1.2: Purpose and intention of these rules
4.31: Application to deal with delay
5.34: Service of expert’s report
8.4: Trial date: scheduled by court clerk

Case Summary

Several of the Defendants brought Applications to have two Actions dismissed as against them for inordinate and inexcusable delay pursuant to Rule 4.31.

The Court noted that Applications to deal with delay are considered in the context of the Foundational Rules which impose obligations on all parties to advance the Action. As such, the objective of Rule 4.31 is to promote timely, cost-effective, fair and just resolution of claims by providing a remedy when delay in prosecuting a Claim has resulted in presumed or actual significant prejudice to a party. The Court considered the progress during eight years since the Action was commenced and found that there was delay in prosecuting the Actions.

Further, the Court noted that the Actions were still far from being scheduled Trial. Rule 8.4 identifies the steps that must be completed before a Trial date is scheduled; several of these steps had not been undertaken in the case. Rule 5.34 specifically provides that a clerk cannot schedule a Trial date unless expert reports had been exchanged; none had been exchanged in this matter. Additionally, there was no Litigation Plan in place to ensure the completion of all the required steps.

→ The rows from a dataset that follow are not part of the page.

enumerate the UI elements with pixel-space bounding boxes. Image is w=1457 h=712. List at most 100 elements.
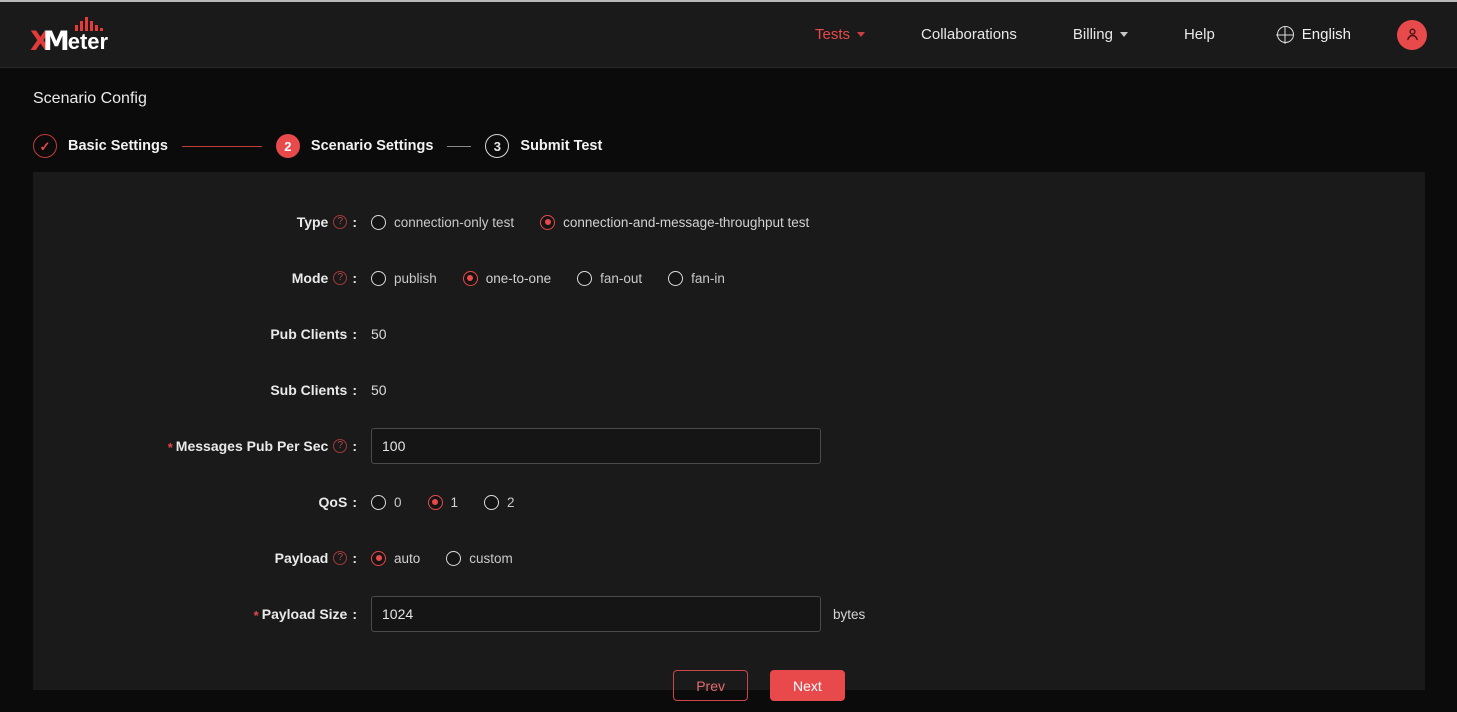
nav-item-collaborations[interactable]: Collaborations [893, 2, 1045, 67]
radio-icon-selected[interactable] [463, 271, 478, 286]
messages-pub-per-sec-field [363, 428, 821, 464]
qos-option-1[interactable]: 1 [428, 495, 459, 510]
nav-item-help[interactable]: Help [1156, 2, 1243, 67]
step-1-label: Basic Settings [68, 138, 168, 154]
radio-icon[interactable] [371, 215, 386, 230]
qos-radio-group: 0 1 2 [371, 495, 541, 510]
scenario-config-form: Type ? : connection-only test connection… [33, 172, 1425, 701]
mode-option-fan-in-label: fan-in [691, 271, 725, 286]
qos-colon: : [352, 494, 357, 510]
mode-option-publish[interactable]: publish [371, 271, 437, 286]
pub-clients-label: Pub Clients [270, 326, 347, 342]
type-option-connection-and-message-throughput[interactable]: connection-and-message-throughput test [540, 215, 809, 230]
logo-bars-icon [75, 15, 103, 31]
mode-option-fan-out-label: fan-out [600, 271, 642, 286]
qos-option-0-label: 0 [394, 495, 402, 510]
payload-size-label: Payload Size [262, 606, 348, 622]
radio-icon[interactable] [668, 271, 683, 286]
type-field: connection-only test connection-and-mess… [363, 215, 835, 230]
form-row-type: Type ? : connection-only test connection… [33, 194, 1425, 250]
payload-colon: : [352, 550, 357, 566]
payload-size-label-group: * Payload Size : [33, 606, 363, 622]
messages-pub-per-sec-colon: : [352, 438, 357, 454]
nav-item-help-label: Help [1184, 26, 1215, 43]
next-button[interactable]: Next [770, 670, 845, 701]
form-row-payload-size: * Payload Size : bytes [33, 586, 1425, 642]
nav-right-group: English [1253, 2, 1457, 67]
form-row-payload: Payload ? : auto custom [33, 530, 1425, 586]
xmeter-logo[interactable]: X M eter [30, 15, 130, 55]
nav-links: Tests Collaborations Billing Help Englis… [787, 2, 1457, 67]
mode-option-one-to-one[interactable]: one-to-one [463, 271, 551, 286]
radio-icon[interactable] [484, 495, 499, 510]
radio-icon[interactable] [371, 495, 386, 510]
step-submit-test[interactable]: 3 Submit Test [485, 134, 602, 158]
top-navigation-bar: X M eter Tests Collaborations Billing He… [0, 2, 1457, 68]
radio-icon-selected[interactable] [371, 551, 386, 566]
nav-item-billing[interactable]: Billing [1045, 2, 1156, 67]
step-basic-settings[interactable]: ✓ Basic Settings [33, 134, 168, 158]
form-row-messages-pub-per-sec: * Messages Pub Per Sec ? : [33, 418, 1425, 474]
mode-label: Mode [292, 270, 329, 286]
step-1-marker: ✓ [33, 134, 57, 158]
payload-option-auto[interactable]: auto [371, 551, 420, 566]
radio-icon[interactable] [446, 551, 461, 566]
mode-option-one-to-one-label: one-to-one [486, 271, 551, 286]
logo-letter-m: M [43, 28, 69, 55]
check-icon: ✓ [40, 140, 51, 153]
language-selector[interactable]: English [1253, 26, 1375, 43]
radio-icon[interactable] [371, 271, 386, 286]
payload-size-field: bytes [363, 596, 865, 632]
form-row-qos: QoS : 0 1 [33, 474, 1425, 530]
payload-option-auto-label: auto [394, 551, 420, 566]
help-icon[interactable]: ? [333, 551, 347, 565]
pub-clients-colon: : [352, 326, 357, 342]
form-row-pub-clients: Pub Clients : 50 [33, 306, 1425, 362]
globe-icon [1277, 26, 1294, 43]
mode-option-publish-label: publish [394, 271, 437, 286]
payload-size-colon: : [352, 606, 357, 622]
step-scenario-settings[interactable]: 2 Scenario Settings [276, 134, 433, 158]
payload-option-custom-label: custom [469, 551, 513, 566]
help-icon[interactable]: ? [333, 215, 347, 229]
logo-letters-eter: eter [68, 29, 108, 55]
sub-clients-label-group: Sub Clients : [33, 382, 363, 398]
messages-pub-per-sec-input[interactable] [371, 428, 821, 464]
messages-pub-per-sec-label: Messages Pub Per Sec [176, 438, 329, 454]
help-icon[interactable]: ? [333, 271, 347, 285]
type-colon: : [352, 214, 357, 230]
form-row-sub-clients: Sub Clients : 50 [33, 362, 1425, 418]
sub-clients-field: 50 [363, 382, 387, 398]
sub-clients-label: Sub Clients [270, 382, 347, 398]
messages-pub-per-sec-label-group: * Messages Pub Per Sec ? : [33, 438, 363, 454]
page-title: Scenario Config [0, 68, 1457, 108]
qos-option-2[interactable]: 2 [484, 495, 515, 510]
radio-icon-selected[interactable] [540, 215, 555, 230]
payload-label-group: Payload ? : [33, 550, 363, 566]
app-window: X M eter Tests Collaborations Billing He… [0, 0, 1457, 712]
step-connector-2 [447, 146, 471, 147]
prev-button[interactable]: Prev [673, 670, 748, 701]
pub-clients-label-group: Pub Clients : [33, 326, 363, 342]
sub-clients-value: 50 [371, 382, 387, 398]
radio-icon-selected[interactable] [428, 495, 443, 510]
user-avatar[interactable] [1397, 20, 1427, 50]
type-radio-group: connection-only test connection-and-mess… [371, 215, 835, 230]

The Court found that there was inordinate delay, noting that, by the time the Actions would be ready to be set down for Trial they would have been ongoing for 12 years and the Trial itself would occur at least 20 years after the events at issue. The Plaintiffs were unable to provide an excuse for such delay and, as a result the Applicants were entitled to rely on the presumption of significant prejudice under Rule 4.31(2). The Actions were dismissed as against the Applicants.